Representative Lowery’s bill passed the House by voice vote on November 20 and as of last April awaited floor action in the Senate. If for no other reason, Michael Wu is destined to become a citizen because only an ogre would vote against a bill to make him a citizen. Sure, immigration is a problem, but this one case is very special, right? Well, yes, it is, and I probably couldn’t vote against giving Michael Wu the life in these United States he wants. I’m against immigration, but I’m not a meanie. Moreover, in practical terms there’s really no reason to oppose Lowery’s bill. For one thing, Michael’s already been here 12 years. What’s the alternative to giving him citizenship? Kicking him out? Truth is, there’s a good reason for any lawmaker to cast his vote for Michael: Christian charity.

And Michael Wu, really, isn’t the problem, leaving aside for now the precedent his case would set (his special education teacher wants to “remove [immigration] barriers for the learning disabled”). The problem is immigration. The time has come for our national leadership to stop conferring citizenship to every Tom, Dick, and Wu who wants it. True enough, on the margin, Michael Wu’s mere presence in America won’t affect the body politic. But Down’s Syndrome aside, there’s more than one Michael Wu.

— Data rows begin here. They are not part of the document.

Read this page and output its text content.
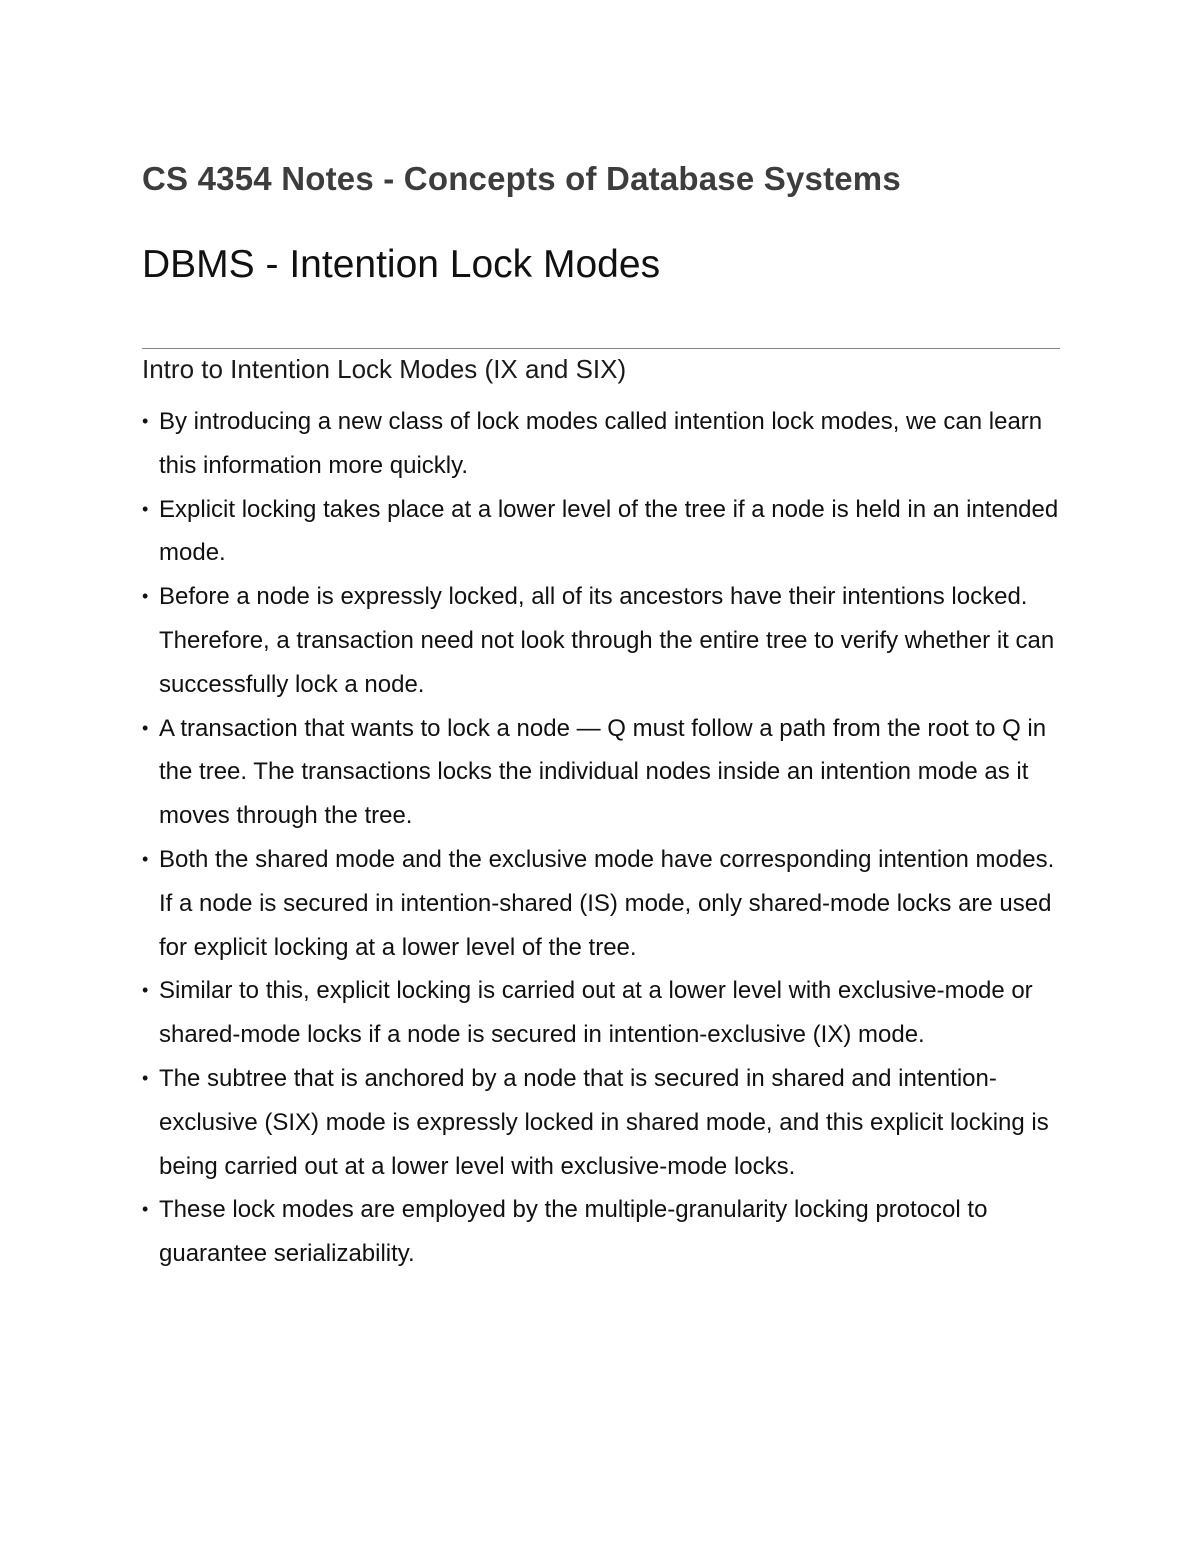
CS 4354 Notes - Concepts of Database Systems
DBMS - Intention Lock Modes
Intro to Intention Lock Modes (IX and SIX)
• By introducing a new class of lock modes called intention lock modes, we can learn this information more quickly.
• Explicit locking takes place at a lower level of the tree if a node is held in an intended mode.
• Before a node is expressly locked, all of its ancestors have their intentions locked. Therefore, a transaction need not look through the entire tree to verify whether it can successfully lock a node.
• A transaction that wants to lock a node — Q must follow a path from the root to Q in the tree. The transactions locks the individual nodes inside an intention mode as it moves through the tree.
• Both the shared mode and the exclusive mode have corresponding intention modes. If a node is secured in intention-shared (IS) mode, only shared-mode locks are used for explicit locking at a lower level of the tree.
• Similar to this, explicit locking is carried out at a lower level with exclusive-mode or shared-mode locks if a node is secured in intention-exclusive (IX) mode.
• The subtree that is anchored by a node that is secured in shared and intention-exclusive (SIX) mode is expressly locked in shared mode, and this explicit locking is being carried out at a lower level with exclusive-mode locks.
• These lock modes are employed by the multiple-granularity locking protocol to guarantee serializability.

His brothers and parents are here too, along with the rest of the Chinese immigrants who flooded California over the last century or so, not counting the Thais, Cambodians, Vietnamese, and Laotians who landed ashore after our ill-fated, ill-conceived venture in Southeast Asia, or those from Mexico, El Salvador, and Honduras coming across the Rio Grande in droves, and the many others from the Third World who desire American citizenship. Unlike Michael Wu, these folks don’t want to change for us. They want us to change for them.

A hundred years ago, someone who made it to the United States, a difficult task back then, wanted American citizenship for the right reasons: to become a member of a unique civilization that had sprung up from an unsettled, virgin land; to adopt that civilization’s morals and values, its work habits and pastimes and its language and customs and heritage. That isn’t true anymore, except maybe in this special case. Michael, you see, will never be a millionaire. He is simpleminded, with an IQ of 60, and he wants to be a citizen for one reason and one reason only. It means something to him. He doesn’t value American citizenship for material gain.

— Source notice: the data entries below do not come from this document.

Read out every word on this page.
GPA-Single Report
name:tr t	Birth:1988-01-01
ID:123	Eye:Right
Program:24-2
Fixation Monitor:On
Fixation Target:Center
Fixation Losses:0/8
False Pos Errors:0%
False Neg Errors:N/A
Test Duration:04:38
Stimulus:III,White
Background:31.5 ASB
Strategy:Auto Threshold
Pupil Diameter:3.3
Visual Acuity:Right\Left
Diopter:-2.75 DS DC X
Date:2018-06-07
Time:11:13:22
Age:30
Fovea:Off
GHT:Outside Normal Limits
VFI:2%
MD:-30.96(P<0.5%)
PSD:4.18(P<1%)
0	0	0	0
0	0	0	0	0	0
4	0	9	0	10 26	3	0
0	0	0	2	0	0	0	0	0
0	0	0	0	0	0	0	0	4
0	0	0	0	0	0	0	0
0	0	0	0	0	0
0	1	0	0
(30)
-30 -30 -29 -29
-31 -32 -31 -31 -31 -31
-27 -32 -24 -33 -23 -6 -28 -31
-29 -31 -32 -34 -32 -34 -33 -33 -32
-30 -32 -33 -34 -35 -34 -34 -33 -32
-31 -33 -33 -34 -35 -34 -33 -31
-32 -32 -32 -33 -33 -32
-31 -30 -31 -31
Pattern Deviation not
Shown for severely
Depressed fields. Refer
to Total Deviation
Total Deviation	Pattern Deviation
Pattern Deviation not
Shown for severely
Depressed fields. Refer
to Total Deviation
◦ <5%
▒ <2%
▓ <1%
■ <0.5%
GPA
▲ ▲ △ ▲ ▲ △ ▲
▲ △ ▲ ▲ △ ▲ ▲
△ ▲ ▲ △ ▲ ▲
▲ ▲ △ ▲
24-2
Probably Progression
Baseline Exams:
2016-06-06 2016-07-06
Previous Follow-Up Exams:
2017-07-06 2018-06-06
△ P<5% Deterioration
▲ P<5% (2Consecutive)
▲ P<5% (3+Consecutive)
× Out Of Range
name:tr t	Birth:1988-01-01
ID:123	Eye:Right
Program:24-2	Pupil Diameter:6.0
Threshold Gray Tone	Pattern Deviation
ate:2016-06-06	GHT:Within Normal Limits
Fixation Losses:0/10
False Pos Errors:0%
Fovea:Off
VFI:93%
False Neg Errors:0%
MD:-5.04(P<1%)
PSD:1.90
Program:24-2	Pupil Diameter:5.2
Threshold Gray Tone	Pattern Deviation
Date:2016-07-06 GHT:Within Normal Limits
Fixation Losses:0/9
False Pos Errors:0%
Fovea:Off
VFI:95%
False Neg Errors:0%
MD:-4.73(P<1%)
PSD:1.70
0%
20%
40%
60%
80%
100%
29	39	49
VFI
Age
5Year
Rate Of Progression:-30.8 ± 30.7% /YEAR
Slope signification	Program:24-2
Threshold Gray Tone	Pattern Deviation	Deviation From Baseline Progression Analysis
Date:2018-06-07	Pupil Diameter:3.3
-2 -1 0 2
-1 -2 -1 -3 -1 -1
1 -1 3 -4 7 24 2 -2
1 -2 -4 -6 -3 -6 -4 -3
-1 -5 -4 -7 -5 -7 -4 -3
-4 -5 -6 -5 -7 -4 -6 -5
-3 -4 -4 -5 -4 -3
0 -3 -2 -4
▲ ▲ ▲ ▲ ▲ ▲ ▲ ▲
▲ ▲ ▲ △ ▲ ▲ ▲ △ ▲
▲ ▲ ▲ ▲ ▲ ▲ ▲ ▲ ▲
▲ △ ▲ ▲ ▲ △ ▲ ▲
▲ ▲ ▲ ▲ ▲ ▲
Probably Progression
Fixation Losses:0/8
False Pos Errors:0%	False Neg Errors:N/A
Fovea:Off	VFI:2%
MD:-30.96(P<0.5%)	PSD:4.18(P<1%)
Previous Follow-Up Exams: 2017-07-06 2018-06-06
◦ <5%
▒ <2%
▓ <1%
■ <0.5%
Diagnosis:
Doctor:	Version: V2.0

Not so for the many aliens in our cities who see the United States as a vehicle to personal prosperity and nothing more. They’re here for the welfare payments, schools, and free lunch, and they have no more intention of shucking the Third World they’ve lugged across the border than they have in going back after they make their millions. Once here, they’re here for good, disrupting our institutions, like public schools, with foreign languages, pagan religions, and oddly spiced foods. Cheek out New York City, and you’ll find a public school system that will hire one language expert to teach one child from Ouagadougou.

A recent story in the Washington Post illustrates the problem. An enterprising reporter found a Mexican immigrant, not a citizen, who said he had no intention of teaching his kids English and making them Americans. But that wasn’t going to stop him from using the public schools and getting the benefits every other American citizen gets: Social Security, Medicaid, food stamps, and everything else. ABC’s 20/20 recently brought attention to the multitudes of pregnant Mexicans who sneak across the border to bear their children (oftentimes with the help of immigrant midwives) because the children get citizenship. That means mama and papa can return when young Paco hits 18, because he is, you understand, an “American.”

Sure, Michael Wu is preferable to the type of immigrants discussed above, and he’s preferable to Willie Horton and the rest of the alienated underclass seething with resentment toward the rest of us. The question, however, is where we should draw the line. Drawing it for the benefit of the American nation would exclude the hard cases like Michael Wu. But we all know, as the cliche goes, hard cases make bad law.